About Your Resume: GT Alum Matthew Clark Gives Perspective

About Your Resume: GT Alum Matthew Clark Gives Perspective
Atlanta, GA

Northrop Grumman recruiter Dr. Matthew Clark gave GT-AE students something of a six-second "pop quiz" on resume basics Aug. 25.

Northrop Grumman recruiter Dr. Matthew Clark gave GT-AE students something of a six-second "pop quiz" on resume basics Aug. 25.

As promised, Clark took just six seconds to accept or reject each of the more than two dozen resumes submitted to him during his hour-long resume workshop, sponsored by SAESAC. He also gave students an idea of how they can survive that six-second siege.

"You should all update your resume at least 30 times between now and the Georgia Tech Career Fair," said Clark, a Georgia Tech grad who was on campus to recruit masters and doctoral students for his company's Future Technical Leaders program.

"And think outside the box. Don't just tell me what classes you took. If I'm an employer, I want to know what you can do for me."

That was just one of the pearls of wisdom that Clark passed on to the capacity crowd who joined him in Guggenheim 442 for an hour of straight talk about career goals. Other observations:

  • Don't depend on optical scanning technology to correctly upload your resume.Wherever possible, upload your own version. "You'd be surprised what some of the scanning programs do with the technical terms," said Clark. "You really want to make sure your own version is the one that HR sees."
  • The goal of the resume is to get you the interview - not the job. Write it with that in mind. "If I'm a recruiter with10 resumes of people who all have similar skills, who am I going to call for the interview? The ones whose resumes pose the fewest questions, that's who. I want to interview someone who is the closest to what I need."
  • Overt skills are only half the battle. Intangible skills are just as important. "I want you to have the hard skills, but there are other skills I'll be looking for - things like project leadership and critical thinking. Those skills will change over the course of your career, but as a new college grad they're pretty straight-forward. If a job requisition says that you'll be working with a team of senior engineers, then the candidate who says he or she has experience working with leaders, taking directions, and working well in that scenario will be the one I call."
  • Have several versions of your resume available. Because each company will issue job descriptions that emphasize different skills and goals, savvy job hunters will create different resumes, each with different emphases. Clark told the group that his personal  "resume file" is about 50 pages long.
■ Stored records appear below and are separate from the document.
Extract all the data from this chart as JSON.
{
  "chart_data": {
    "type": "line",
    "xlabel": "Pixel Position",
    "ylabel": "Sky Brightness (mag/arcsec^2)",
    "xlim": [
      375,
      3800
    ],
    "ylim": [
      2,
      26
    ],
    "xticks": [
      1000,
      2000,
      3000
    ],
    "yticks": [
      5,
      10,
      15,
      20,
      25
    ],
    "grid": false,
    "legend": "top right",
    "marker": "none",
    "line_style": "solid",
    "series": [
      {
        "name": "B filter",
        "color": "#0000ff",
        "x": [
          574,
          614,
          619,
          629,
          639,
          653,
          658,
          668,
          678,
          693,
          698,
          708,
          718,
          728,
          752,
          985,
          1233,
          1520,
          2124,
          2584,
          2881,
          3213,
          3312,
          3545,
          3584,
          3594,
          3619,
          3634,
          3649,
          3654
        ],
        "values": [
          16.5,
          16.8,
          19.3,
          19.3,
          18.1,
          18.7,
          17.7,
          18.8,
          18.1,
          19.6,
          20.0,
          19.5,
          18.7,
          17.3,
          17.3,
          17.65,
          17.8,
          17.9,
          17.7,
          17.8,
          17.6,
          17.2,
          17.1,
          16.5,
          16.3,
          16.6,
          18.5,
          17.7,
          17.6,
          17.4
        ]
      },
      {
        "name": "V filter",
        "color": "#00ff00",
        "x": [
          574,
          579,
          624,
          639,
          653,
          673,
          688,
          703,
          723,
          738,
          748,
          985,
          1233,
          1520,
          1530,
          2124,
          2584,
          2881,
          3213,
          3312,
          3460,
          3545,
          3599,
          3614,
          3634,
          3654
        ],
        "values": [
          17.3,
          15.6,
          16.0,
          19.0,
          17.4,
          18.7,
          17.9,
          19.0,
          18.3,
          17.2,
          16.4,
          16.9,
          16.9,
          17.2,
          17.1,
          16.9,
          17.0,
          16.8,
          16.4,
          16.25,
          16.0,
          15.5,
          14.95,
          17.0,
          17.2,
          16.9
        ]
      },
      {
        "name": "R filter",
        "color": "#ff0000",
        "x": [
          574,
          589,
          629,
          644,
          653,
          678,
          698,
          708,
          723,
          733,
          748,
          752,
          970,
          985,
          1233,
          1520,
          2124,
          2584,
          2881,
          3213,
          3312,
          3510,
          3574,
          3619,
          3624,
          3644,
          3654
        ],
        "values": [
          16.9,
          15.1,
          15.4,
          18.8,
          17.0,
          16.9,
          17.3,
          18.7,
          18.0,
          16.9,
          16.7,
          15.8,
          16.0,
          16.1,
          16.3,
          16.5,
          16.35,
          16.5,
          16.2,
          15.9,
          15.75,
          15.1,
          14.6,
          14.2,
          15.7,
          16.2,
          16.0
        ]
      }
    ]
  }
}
  • Don't be vague. Tailor your resume to the job requisition. 
    If a recruiter is looking for someone with experience in a particular area, highlight examples in your classwork, research, extra-curricular activites or co-ops.  "If your resume is vague, then I'm going to think, maybe, you are not willing to put the time and energy into presenting yourself. I may think you don't understand enough about your field to extract information to tell me. Or, even, that you are lying."
  • Your resume might end up being more important to you than your dissertation. On this point, Clark, a GT doctoral graduate, winked. "If you think about it, there's a good chance that no more than five people are going to read your dissertation. But your resume, if you do it right, will be read by a lot more."